Je voudrais tout d’abord insister sur le rôle essentiel, en tant que média, que nous avons eu et que nous avons toujours : il s’est agi pour nous d’ouvrir les yeux de nos téléspectateurs, des Français plus généralement, sur la réalité des VSS, de donner la parole aux victimes et de créer un espace d’échanges sur ces questions. France Télévisions n’a pas attendu MeToo pour mettre en lumière ce type de violences, y compris celles qui concernent notre propre secteur de la culture et des médias. Sur nos antennes, nous proposons très régulièrement, et depuis longtemps, des programmes appartenant à tous les genres – fictions, documentaires, magazines de société, information – qui traitent de ces sujets. Ils ont contribué à faire émerger les violences sexistes et sexuelles en tant qu’enjeu de société.

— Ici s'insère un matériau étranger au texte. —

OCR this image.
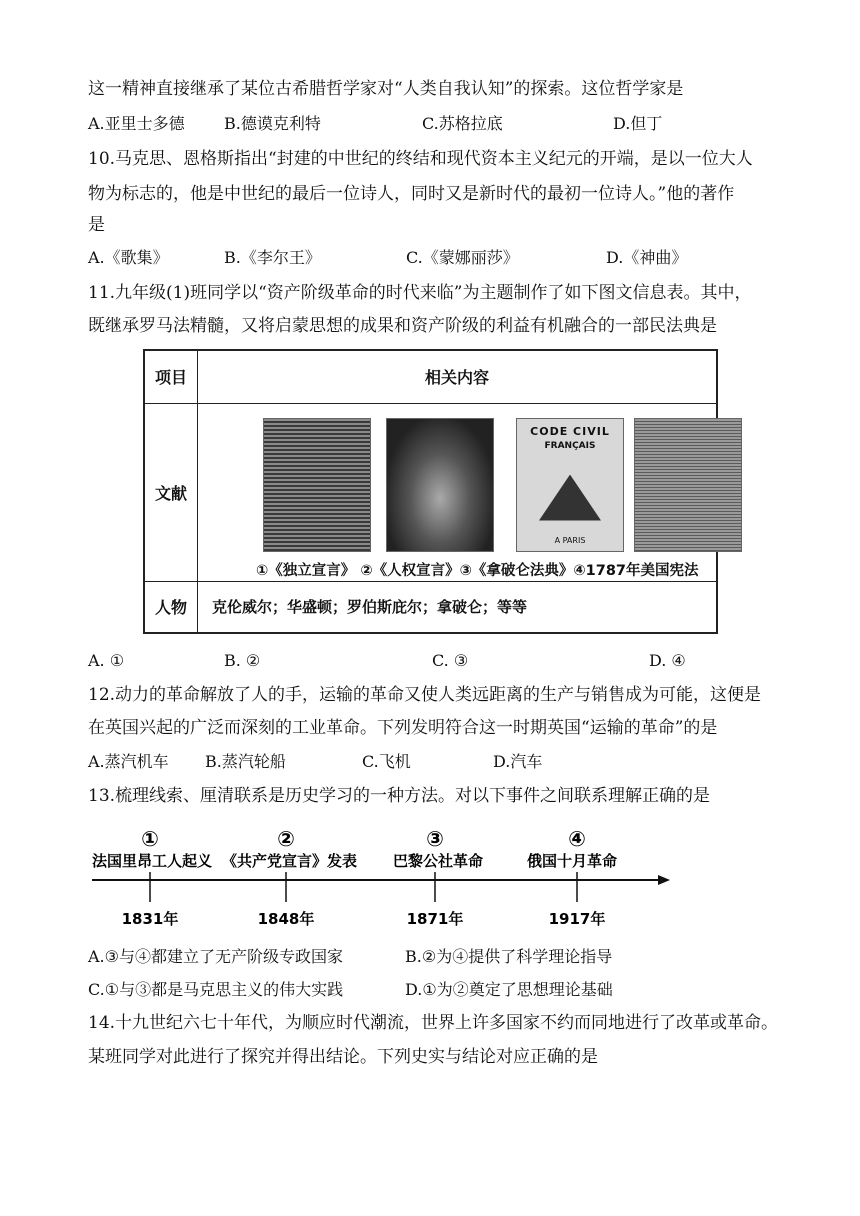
这一精神直接继承了某位古希腊哲学家对“人类自我认知”的探索。这位哲学家是
A.亚里士多德 B.德谟克利特	C.苏格拉底	D.但丁
10.马克思、恩格斯指出“封建的中世纪的终结和现代资本主义纪元的开端，是以一位大人
物为标志的，他是中世纪的最后一位诗人，同时又是新时代的最初一位诗人。”他的著作
是
A.《歌集》	B.《李尔王》	C.《蒙娜丽莎》	D.《神曲》
11.九年级(1)班同学以“资产阶级革命的时代来临”为主题制作了如下图文信息表。其中，
既继承罗马法精髓，又将启蒙思想的成果和资产阶级的利益有机融合的一部民法典是
项目	相关内容
文献	CODE CIVIL
FRANÇAIS
A PARIS
①《独立宣言》 ②《人权宣言》③《拿破仑法典》④1787年美国宪法

人物	克伦威尔；华盛顿；罗伯斯庇尔；拿破仑；等等
A. ①	B. ②	C. ③	D. ④
12.动力的革命解放了人的手，运输的革命又使人类远距离的生产与销售成为可能，这便是
在英国兴起的广泛而深刻的工业革命。下列发明符合这一时期英国“运输的革命”的是
A.蒸汽机车 B.蒸汽轮船	C.飞机	D.汽车
13.梳理线索、厘清联系是历史学习的一种方法。对以下事件之间联系理解正确的是
①
法国里昂工人起义
1831年
②
《共产党宣言》发表
1848年
③
巴黎公社革命
1871年
④
俄国十月革命
1917年
A.③与④都建立了无产阶级专政国家	B.②为④提供了科学理论指导
C.①与③都是马克思主义的伟大实践	D.①为②奠定了思想理论基础
14.十九世纪六七十年代，为顺应时代潮流，世界上许多国家不约而同地进行了改革或革命。
某班同学对此进行了探究并得出结论。下列史实与结论对应正确的是
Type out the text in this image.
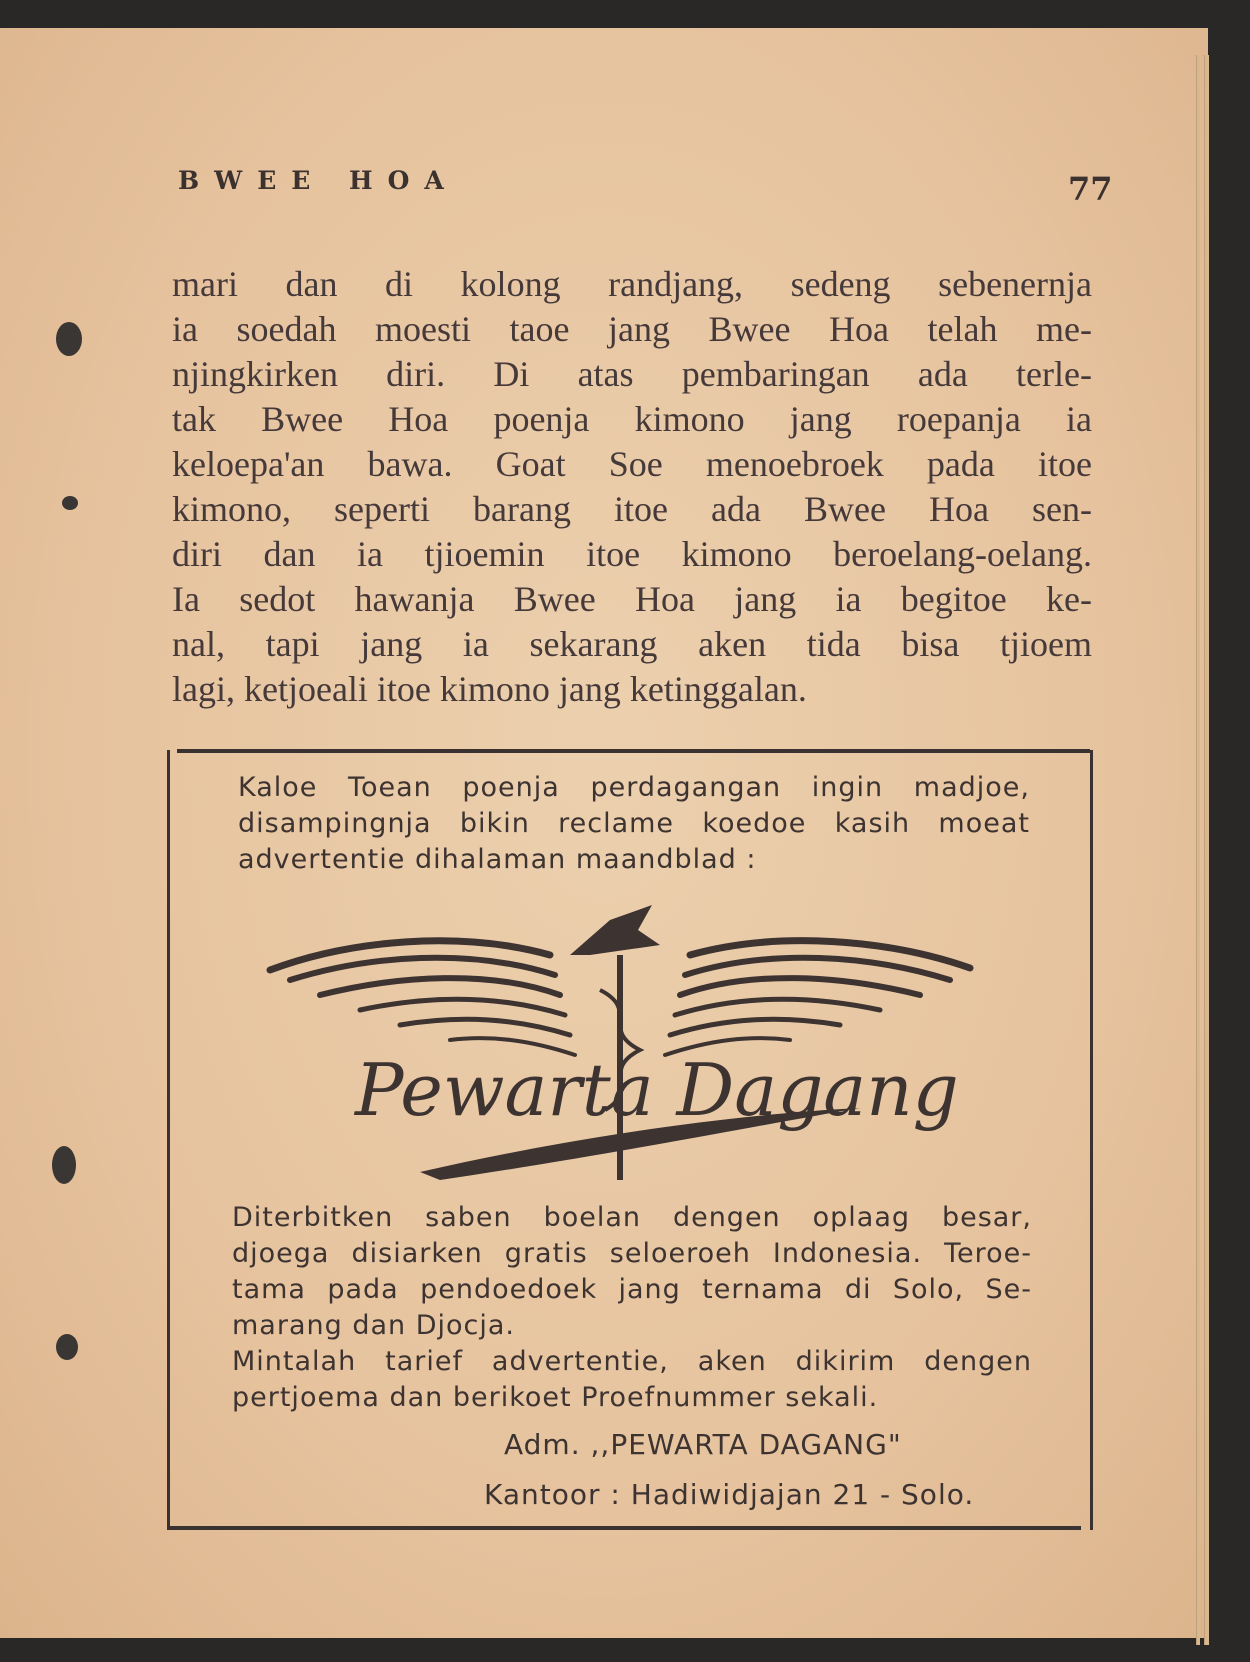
BWEE HOA	77
mari dan di kolong randjang, sedeng sebenernja
ia soedah moesti taoe jang Bwee Hoa telah me-
njingkirken diri. Di atas pembaringan ada terle-
tak Bwee Hoa poenja kimono jang roepanja ia
keloepa'an bawa. Goat Soe menoebroek pada itoe
kimono, seperti barang itoe ada Bwee Hoa sen-
diri dan ia tjioemin itoe kimono beroelang-oelang.
Ia sedot hawanja Bwee Hoa jang ia begitoe ke-
nal, tapi jang ia sekarang aken tida bisa tjioem
lagi, ketjoeali itoe kimono jang ketinggalan.
Kaloe Toean poenja perdagangan ingin madjoe,
disampingnja bikin reclame koedoe kasih moeat
advertentie dihalaman maandblad :
Pewarta Dagang
Diterbitken saben boelan dengen oplaag besar,
djoega disiarken gratis seloeroeh Indonesia. Teroe-
tama pada pendoedoek jang ternama di Solo, Se-
marang dan Djocja.
Mintalah tarief advertentie, aken dikirim dengen
pertjoema dan berikoet Proefnummer sekali.
Adm. ,,PEWARTA DAGANG"
Kantoor : Hadiwidjajan 21 - Solo.
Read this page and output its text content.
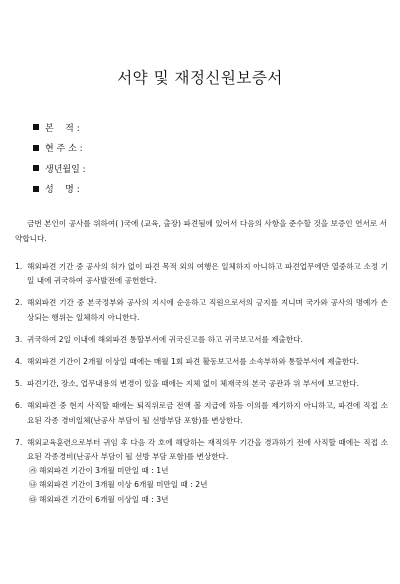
서약 및 재정신원보증서
본    적 :
현 주 소 :
생년월일 :
성    명 :
금번 본인이 공사를 위하여( )국에 (교육, 출장) 파견됨에 있어서 다음의 사항을 준수할 것을 보증인 연서로 서약합니다.
1. 해외파견 기간 중 공사의 허가 없이 파견 목적 외의 여행은 일체하지 아니하고 파견업무에만 열중하고 소정 기일 내에 귀국하여 공사발전에 공헌한다.
2. 해외파견 기간 중 본국정부와 공사의 지시에 순응하고 직원으로서의 긍지를 지니며 국가와 공사의 명예가 손상되는 행위는 일체하지 아니한다.
3. 귀국하여 2일 이내에 해외파견 통할부서에 귀국신고를 하고 귀국보고서를 제출한다.
4. 해외파견 기간이 2개월 이상일 때에는 매월 1회 파견 활동보고서를 소속부하와 통할부서에 제출한다.
5. 파견기간, 장소, 업무내용의 변경이 있을 때에는 지체 없이 체재국의 본국 공관과 위 부서에 보고한다.
6. 해외파견 중 현지 사직할 때에는 퇴직위로금 전액 볼 지급에 하등 이의를 제기하지 아니하고, 파견에 직접 소요된 각종 경비일체(난공사 부담이 될 선방부담 포함)를 변상한다.
7. 해외교육훈련으로부터 귀임 후 다음 각 호에 해당하는 재직의무 기간을 경과하기 전에 사직할 때에는 직접 소요된 각종경비(난공사 부담이 될 선방 부담 포함)를 변상한다.
㉮ 해외파견 기간이 3개월 미만일 때 : 1년
㉯ 해외파견 기간이 3개월 이상 6개월 미만일 때 : 2년
㉰ 해외파견 기간이 6개월 이상일 때 : 3년
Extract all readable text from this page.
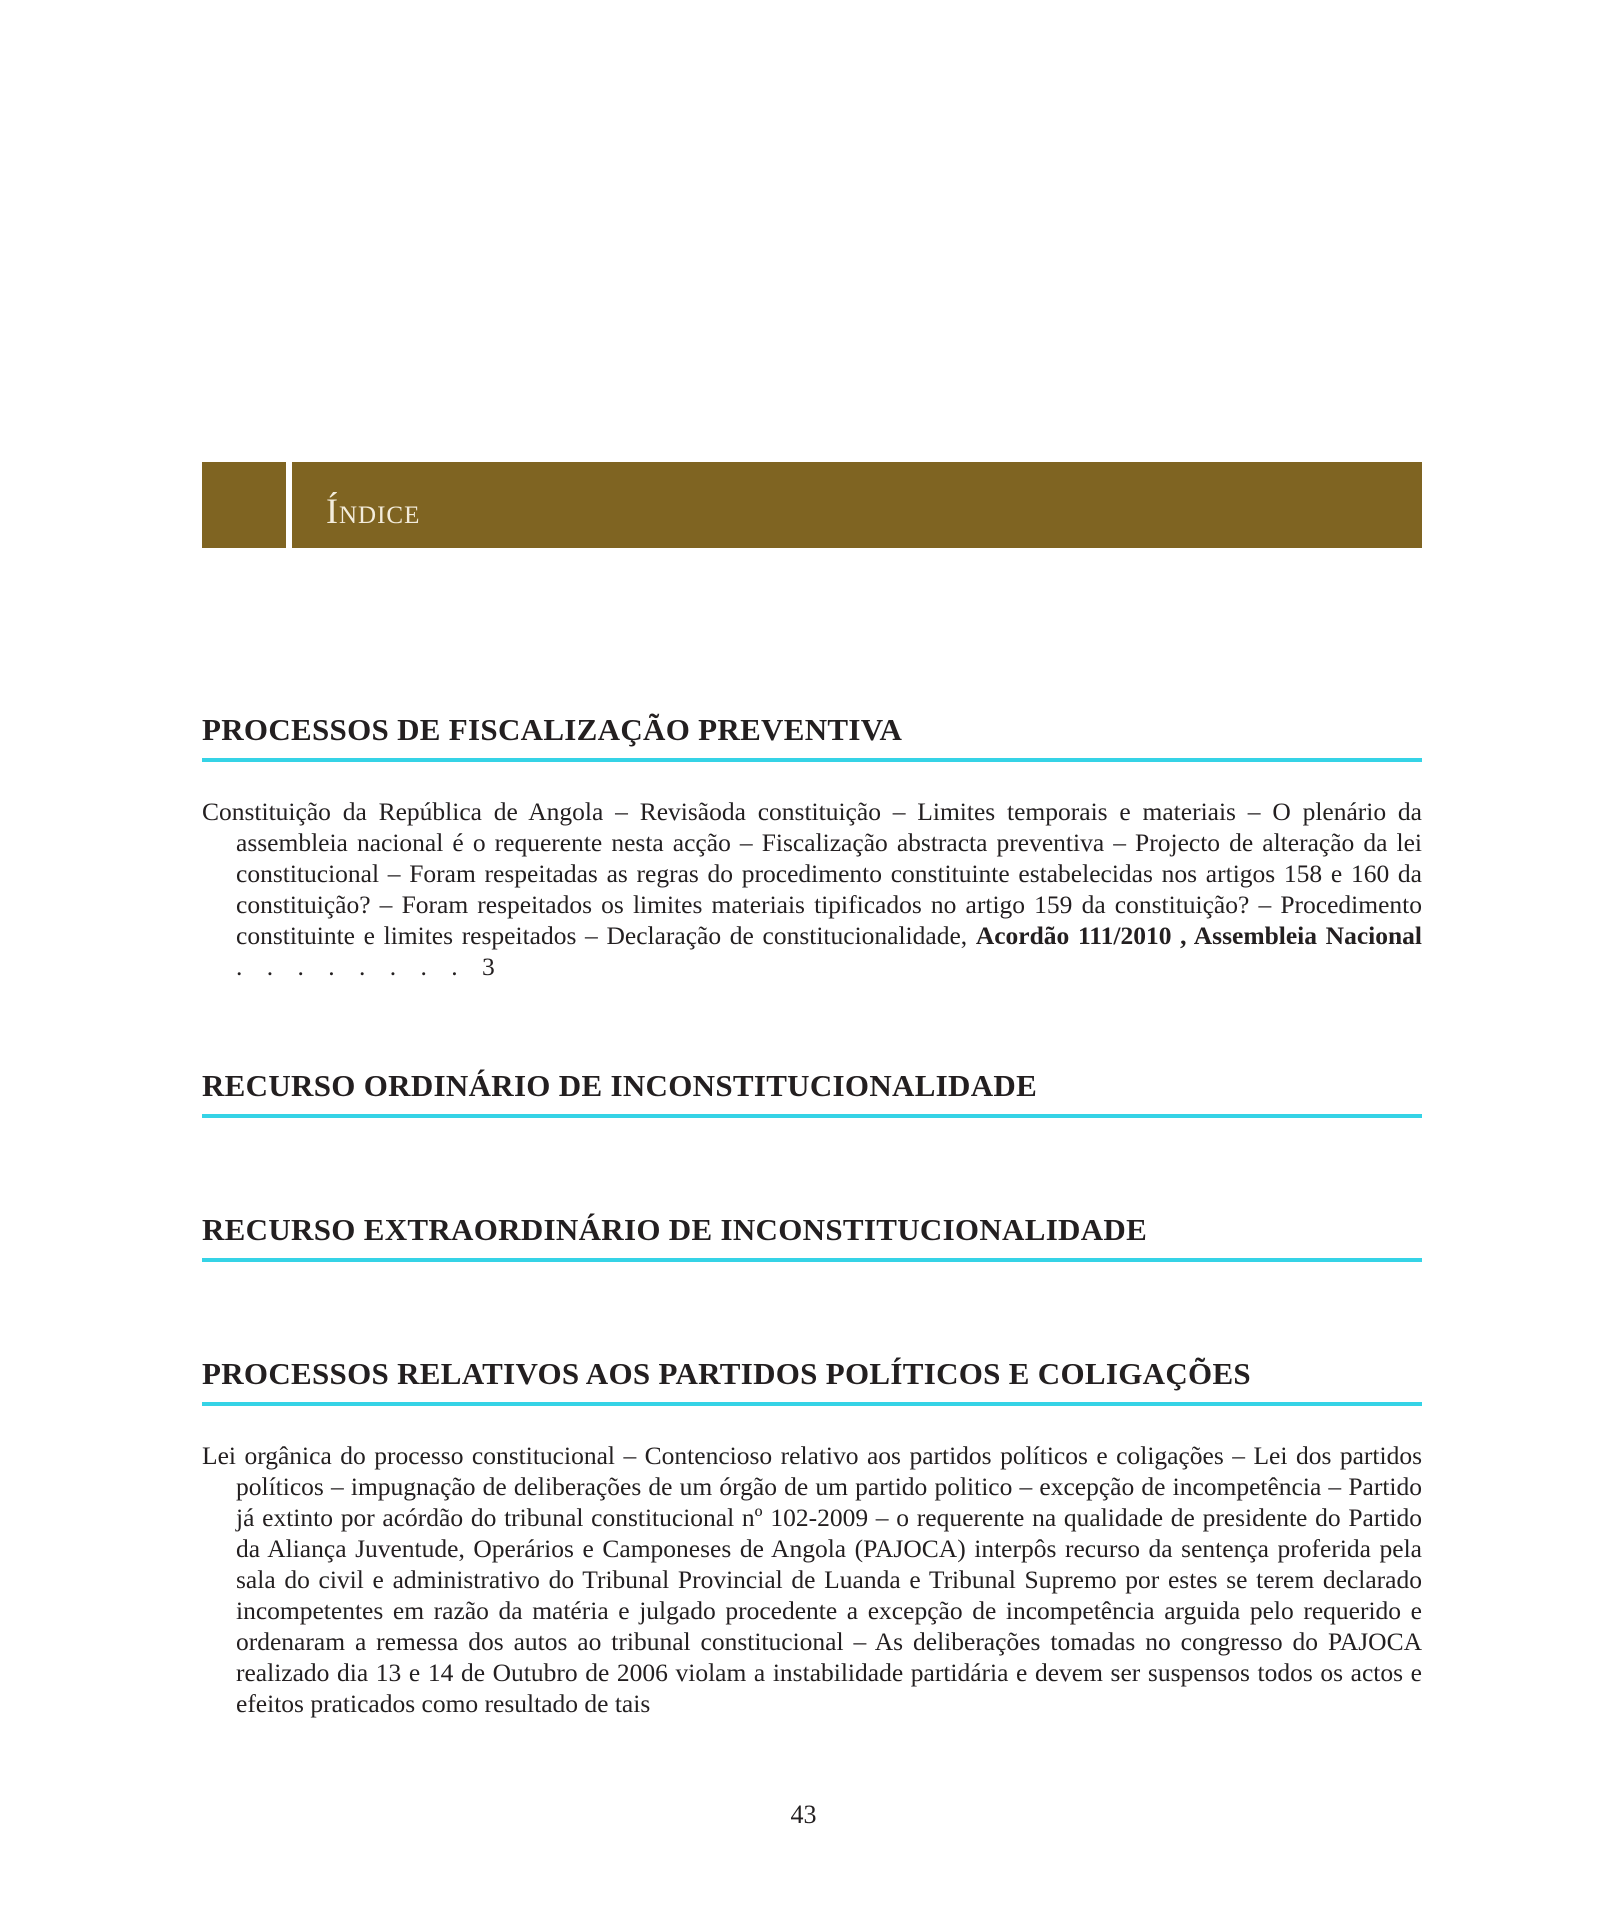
Índice
PROCESSOS DE FISCALIZAÇÃO PREVENTIVA
Constituição da República de Angola – Revisãoda constituição – Limites temporais e materiais – O plenário da assembleia nacional é o requerente nesta acção – Fiscalização abstracta preventiva – Projecto de alteração da lei constitucional – Foram respeitadas as regras do procedimento constituinte estabelecidas nos artigos 158 e 160 da constituição? – Foram respeitados os limites materiais tipificados no artigo 159 da constituição? – Procedimento constituinte e limites respeitados – Declaração de constitucionalidade, Acordão 111/2010 , Assembleia Nacional . . . . . . . . 3
RECURSO ORDINÁRIO DE INCONSTITUCIONALIDADE
RECURSO EXTRAORDINÁRIO DE INCONSTITUCIONALIDADE
PROCESSOS RELATIVOS AOS PARTIDOS POLÍTICOS E COLIGAÇÕES
Lei orgânica do processo constitucional – Contencioso relativo aos partidos políticos e coligações – Lei dos partidos políticos – impugnação de deliberações de um órgão de um partido politico – excepção de incompetência – Partido já extinto por acórdão do tribunal constitucional nº 102-2009 – o requerente na qualidade de presidente do Partido da Aliança Juventude, Operários e Camponeses de Angola (PAJOCA) interpôs recurso da sentença proferida pela sala do civil e administrativo do Tribunal Provincial de Luanda e Tribunal Supremo por estes se terem declarado incompetentes em razão da matéria e julgado procedente a excepção de incompetência arguida pelo requerido e ordenaram a remessa dos autos ao tribunal constitucional – As deliberações tomadas no congresso do PAJOCA realizado dia 13 e 14 de Outubro de 2006 violam a instabilidade partidária e devem ser suspensos todos os actos e efeitos praticados como resultado de tais
43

Chaque année, nous mobilisons nos antennes autour des dates clés qui incarnent notre combat : le 25 novembre, journée internationale pour l’élimination de la violence à l’égard des femmes, et le 8 mars, journée internationale des droits des femmes. Dès novembre 2017, quelques semaines après le déclenchement de l’affaire Weinstein à l’origine du mouvement MeToo, France Télévisions diffusait l’adaptation du récit très courageux de Flavie Flament, La Consolation, dans lequel elle relatait ce que lui avait fait subir le photographe David Hamilton. Cet automne-là, nous avons aussi programmé des documentaires portant sur ce thème. Compte tenu des délais nécessaires à la fabrication de ces œuvres, cela signifie que les conseillers de programmes de France Télévisions avaient senti qu’il était nécessaire d’aborder ces questions-là au moins deux ans auparavant. Diffuser un tel programme, mettant en scène une personnalité si populaire, en première partie de soirée sur France 3, constituait une prise de risque mais le public a été au rendez-vous. Cette fiction a joué un rôle encore plus large puisqu’elle a permis de libérer la parole. J’en veux pour preuve le témoignage de la patineuse Sarah Abitbol sur les abus dans le monde du sport, qui s’est livrée dans le documentaire Un si long silence que nous avons diffusé sur France 2 en première partie de soirée. Parmi les témoignages qui ont compté, je citerai également celui de Vanessa Springora, dont l’adaptation cinématographique du livre a été accompagnée par France 2 Cinéma, et celui de Judith Godrèche dont nous avons soutenu le court-métrage présenté au dernier Festival de Cannes.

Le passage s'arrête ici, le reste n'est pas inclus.